Introduction There are little published contemporary data assessing the association between average monthly temperature and outcomes in patients undergoing primary percutaneous coronary intervention (PPCI) for ST-segment elevation myocardial infarction (STEMI). We investigated this association in a large consecutive patient-series.

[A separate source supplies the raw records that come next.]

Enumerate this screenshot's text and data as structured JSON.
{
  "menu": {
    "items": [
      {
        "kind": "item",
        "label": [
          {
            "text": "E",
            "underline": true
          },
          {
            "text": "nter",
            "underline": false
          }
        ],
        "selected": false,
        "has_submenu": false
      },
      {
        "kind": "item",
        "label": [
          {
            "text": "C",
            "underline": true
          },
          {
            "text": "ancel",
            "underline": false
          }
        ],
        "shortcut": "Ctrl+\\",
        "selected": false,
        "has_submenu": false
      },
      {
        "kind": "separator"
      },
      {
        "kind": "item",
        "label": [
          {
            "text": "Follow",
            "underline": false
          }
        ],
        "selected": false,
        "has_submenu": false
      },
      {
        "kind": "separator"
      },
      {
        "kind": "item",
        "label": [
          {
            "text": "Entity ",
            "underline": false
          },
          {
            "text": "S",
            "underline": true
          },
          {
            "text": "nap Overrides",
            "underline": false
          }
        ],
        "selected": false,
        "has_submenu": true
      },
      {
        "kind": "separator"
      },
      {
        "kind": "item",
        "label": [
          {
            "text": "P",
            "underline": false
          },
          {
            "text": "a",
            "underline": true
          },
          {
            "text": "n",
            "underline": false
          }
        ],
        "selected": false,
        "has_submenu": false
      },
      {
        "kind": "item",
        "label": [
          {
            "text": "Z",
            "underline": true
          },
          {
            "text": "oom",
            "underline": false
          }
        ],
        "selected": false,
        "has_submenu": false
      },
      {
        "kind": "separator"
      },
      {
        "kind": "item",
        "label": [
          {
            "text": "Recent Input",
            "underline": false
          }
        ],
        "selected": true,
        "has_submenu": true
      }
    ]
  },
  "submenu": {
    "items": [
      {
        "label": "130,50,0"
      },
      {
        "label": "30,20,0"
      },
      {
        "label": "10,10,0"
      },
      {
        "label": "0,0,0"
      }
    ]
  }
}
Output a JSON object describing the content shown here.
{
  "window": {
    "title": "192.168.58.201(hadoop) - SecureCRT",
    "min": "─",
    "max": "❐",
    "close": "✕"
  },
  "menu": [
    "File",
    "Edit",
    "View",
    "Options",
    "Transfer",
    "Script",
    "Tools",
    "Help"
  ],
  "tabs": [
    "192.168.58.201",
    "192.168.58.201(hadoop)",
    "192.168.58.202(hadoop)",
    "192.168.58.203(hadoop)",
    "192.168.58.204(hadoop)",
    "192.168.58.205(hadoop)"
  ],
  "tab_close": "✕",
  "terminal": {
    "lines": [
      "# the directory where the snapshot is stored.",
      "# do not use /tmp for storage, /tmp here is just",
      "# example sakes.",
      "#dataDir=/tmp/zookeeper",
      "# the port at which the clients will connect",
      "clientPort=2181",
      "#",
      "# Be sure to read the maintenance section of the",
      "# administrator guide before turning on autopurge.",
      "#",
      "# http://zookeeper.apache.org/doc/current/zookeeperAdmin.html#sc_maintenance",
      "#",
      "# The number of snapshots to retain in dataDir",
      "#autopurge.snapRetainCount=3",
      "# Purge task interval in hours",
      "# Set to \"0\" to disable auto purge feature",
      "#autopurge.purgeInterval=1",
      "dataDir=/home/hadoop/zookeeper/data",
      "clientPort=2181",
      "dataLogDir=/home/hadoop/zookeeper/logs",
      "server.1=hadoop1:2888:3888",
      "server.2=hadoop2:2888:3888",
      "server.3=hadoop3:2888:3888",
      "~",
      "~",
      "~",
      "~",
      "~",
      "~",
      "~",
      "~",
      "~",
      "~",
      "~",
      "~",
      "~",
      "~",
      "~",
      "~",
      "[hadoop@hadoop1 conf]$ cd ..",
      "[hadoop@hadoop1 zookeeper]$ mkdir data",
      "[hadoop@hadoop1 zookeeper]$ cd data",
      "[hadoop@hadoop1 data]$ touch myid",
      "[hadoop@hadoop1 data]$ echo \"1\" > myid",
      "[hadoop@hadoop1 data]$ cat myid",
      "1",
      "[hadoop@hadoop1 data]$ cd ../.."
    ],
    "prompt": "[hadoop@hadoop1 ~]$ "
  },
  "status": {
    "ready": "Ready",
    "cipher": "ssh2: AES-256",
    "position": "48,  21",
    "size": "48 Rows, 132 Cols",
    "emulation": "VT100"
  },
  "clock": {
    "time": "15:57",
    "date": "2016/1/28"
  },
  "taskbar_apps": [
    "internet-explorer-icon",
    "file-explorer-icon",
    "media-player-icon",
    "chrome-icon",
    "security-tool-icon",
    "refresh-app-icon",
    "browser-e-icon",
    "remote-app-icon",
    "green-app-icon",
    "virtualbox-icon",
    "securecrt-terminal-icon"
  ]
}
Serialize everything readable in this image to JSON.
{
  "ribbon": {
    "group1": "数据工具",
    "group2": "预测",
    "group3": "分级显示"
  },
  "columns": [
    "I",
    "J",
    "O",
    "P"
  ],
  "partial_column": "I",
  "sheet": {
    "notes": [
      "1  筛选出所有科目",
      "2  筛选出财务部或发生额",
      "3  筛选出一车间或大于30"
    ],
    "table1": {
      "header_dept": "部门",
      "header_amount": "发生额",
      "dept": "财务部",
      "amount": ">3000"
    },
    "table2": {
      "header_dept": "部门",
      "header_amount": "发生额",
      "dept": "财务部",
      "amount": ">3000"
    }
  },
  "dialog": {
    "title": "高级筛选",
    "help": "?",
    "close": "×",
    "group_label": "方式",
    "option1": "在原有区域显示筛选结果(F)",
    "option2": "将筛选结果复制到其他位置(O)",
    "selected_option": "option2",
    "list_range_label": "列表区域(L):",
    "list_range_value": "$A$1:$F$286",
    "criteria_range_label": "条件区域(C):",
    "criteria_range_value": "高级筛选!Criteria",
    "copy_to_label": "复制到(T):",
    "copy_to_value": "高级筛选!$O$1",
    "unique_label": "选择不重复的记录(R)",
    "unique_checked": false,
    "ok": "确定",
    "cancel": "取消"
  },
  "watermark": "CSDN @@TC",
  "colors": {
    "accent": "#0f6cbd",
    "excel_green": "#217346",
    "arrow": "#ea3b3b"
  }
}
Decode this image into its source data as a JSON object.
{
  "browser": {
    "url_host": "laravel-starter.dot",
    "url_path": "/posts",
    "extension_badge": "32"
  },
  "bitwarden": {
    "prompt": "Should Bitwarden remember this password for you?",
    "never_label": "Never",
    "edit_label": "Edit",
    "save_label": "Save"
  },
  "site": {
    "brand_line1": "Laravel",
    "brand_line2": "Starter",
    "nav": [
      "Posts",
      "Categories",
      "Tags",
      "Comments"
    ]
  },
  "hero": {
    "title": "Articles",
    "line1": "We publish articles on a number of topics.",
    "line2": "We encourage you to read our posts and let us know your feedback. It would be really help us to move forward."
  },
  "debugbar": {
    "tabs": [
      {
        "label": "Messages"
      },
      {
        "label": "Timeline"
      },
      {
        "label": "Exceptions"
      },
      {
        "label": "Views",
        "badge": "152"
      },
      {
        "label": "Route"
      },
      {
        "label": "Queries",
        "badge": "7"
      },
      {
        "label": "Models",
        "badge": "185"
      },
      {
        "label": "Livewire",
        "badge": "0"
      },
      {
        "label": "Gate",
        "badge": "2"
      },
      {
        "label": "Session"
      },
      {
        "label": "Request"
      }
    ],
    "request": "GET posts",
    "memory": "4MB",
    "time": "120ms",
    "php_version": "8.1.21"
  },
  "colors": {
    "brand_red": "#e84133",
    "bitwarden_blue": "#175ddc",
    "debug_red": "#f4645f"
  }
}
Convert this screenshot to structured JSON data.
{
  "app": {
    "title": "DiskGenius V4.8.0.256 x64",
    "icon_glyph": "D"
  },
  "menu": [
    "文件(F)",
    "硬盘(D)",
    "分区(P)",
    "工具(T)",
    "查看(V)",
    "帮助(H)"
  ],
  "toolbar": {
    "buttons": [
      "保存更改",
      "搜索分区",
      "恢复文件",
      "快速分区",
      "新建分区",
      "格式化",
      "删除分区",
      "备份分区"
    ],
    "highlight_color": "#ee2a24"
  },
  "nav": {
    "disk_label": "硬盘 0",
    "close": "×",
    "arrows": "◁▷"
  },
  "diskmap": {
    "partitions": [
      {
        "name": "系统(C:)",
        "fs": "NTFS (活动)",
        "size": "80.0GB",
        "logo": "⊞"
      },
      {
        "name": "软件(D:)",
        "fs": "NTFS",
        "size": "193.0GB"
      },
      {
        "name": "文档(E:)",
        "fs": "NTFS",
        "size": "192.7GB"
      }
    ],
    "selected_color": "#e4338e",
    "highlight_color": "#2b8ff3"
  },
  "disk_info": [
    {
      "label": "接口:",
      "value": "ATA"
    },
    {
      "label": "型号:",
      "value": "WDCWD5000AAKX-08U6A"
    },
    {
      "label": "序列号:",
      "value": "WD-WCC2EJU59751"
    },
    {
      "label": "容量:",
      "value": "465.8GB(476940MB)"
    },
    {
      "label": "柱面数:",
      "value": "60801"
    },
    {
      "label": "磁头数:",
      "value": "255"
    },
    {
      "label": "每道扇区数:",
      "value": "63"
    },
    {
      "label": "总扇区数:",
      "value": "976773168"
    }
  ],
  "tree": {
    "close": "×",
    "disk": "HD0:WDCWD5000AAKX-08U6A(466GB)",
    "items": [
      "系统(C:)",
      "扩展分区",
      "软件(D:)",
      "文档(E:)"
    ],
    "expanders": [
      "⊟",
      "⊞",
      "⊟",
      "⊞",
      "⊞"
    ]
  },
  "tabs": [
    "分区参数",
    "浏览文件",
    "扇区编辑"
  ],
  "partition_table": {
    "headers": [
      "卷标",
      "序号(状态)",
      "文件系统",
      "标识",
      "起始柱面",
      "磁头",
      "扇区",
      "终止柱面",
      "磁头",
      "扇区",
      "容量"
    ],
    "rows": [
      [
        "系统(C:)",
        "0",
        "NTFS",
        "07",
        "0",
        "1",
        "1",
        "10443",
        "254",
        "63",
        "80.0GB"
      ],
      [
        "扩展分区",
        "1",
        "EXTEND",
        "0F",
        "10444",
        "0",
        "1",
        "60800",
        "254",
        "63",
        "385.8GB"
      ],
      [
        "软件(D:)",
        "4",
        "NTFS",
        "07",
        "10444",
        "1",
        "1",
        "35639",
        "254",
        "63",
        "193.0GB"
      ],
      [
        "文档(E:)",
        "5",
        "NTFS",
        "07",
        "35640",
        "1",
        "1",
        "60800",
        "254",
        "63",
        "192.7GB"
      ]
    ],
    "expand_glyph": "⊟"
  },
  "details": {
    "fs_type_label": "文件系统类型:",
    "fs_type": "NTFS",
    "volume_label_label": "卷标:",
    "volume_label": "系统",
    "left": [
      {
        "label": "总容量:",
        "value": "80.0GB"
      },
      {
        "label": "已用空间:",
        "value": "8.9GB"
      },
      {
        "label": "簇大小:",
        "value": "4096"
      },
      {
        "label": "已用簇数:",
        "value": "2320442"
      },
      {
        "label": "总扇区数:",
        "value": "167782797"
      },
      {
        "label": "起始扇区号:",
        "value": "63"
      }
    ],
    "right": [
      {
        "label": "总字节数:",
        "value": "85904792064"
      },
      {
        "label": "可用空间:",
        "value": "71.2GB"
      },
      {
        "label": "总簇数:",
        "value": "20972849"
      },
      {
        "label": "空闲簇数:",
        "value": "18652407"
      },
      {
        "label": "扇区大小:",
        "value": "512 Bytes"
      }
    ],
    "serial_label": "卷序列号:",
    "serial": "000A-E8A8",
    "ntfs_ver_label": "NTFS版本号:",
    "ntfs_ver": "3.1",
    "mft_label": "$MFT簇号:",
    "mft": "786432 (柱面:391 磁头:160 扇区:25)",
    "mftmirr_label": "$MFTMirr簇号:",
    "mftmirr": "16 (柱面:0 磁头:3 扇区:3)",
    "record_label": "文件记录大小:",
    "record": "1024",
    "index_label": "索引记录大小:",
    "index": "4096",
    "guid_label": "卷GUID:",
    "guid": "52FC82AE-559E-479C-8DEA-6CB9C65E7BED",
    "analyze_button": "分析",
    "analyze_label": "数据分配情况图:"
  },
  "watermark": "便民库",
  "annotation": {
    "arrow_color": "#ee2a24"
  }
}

Methods All patients undergoing PPCI in 2009, 2010, 2011, and 2013 in Leeds General Infirmary, UK were included in this study. Baseline and clinical outcome data were obtained prospectively. Met Office data were used to determine the coldest six months of the year in Leeds, based on average monthly temperature (November, December, January, February, March, and April). Cox-regression analyses were undertaken to assess the association between presentation in November-April and risk-adjusted 30 day mortality, adjusting for age at presentation, gender, out-of-hours PPCI, and call-to-balloon time. Patients presenting with cardiogenic shock and/or cardiac arrest high-risk patients were analysed separately.
Results During the study period, 4056 patient underwent PPCI, of whom 3703 (91.3%) were followed up to a minimum of 30 days. Baseline and procedural characteristics are listed in table 1. Overall, 1939 (52.4%) patients presented between November and April. In the non-high-risk patient group (n=3253), presentation in November-April (n=1697) was not associated with unadjusted (HR 0.99 (0.67–1.45)) or adjusted (HR 0.80 (0.54–1.20)) 30 day mortality (figure 1). However, in the high-risk cohort (n=450), presentation in November-April (n=242) was associated with higher unadjusted (HR 1.51 (1.03–2.23)) and adjusted (HR 1.65 (1.10–2.48)) 30 day mortality (figure 2).
Conclusion In patients undergoing PPCI for cardiogenic shock and/or cardiac arrest, presentation during the colder half of the year was associated with increased unadjusted and adjusted 30 day mortality. This association was not observed in patients presenting without cardiogenic shock and/or cardiac arrest.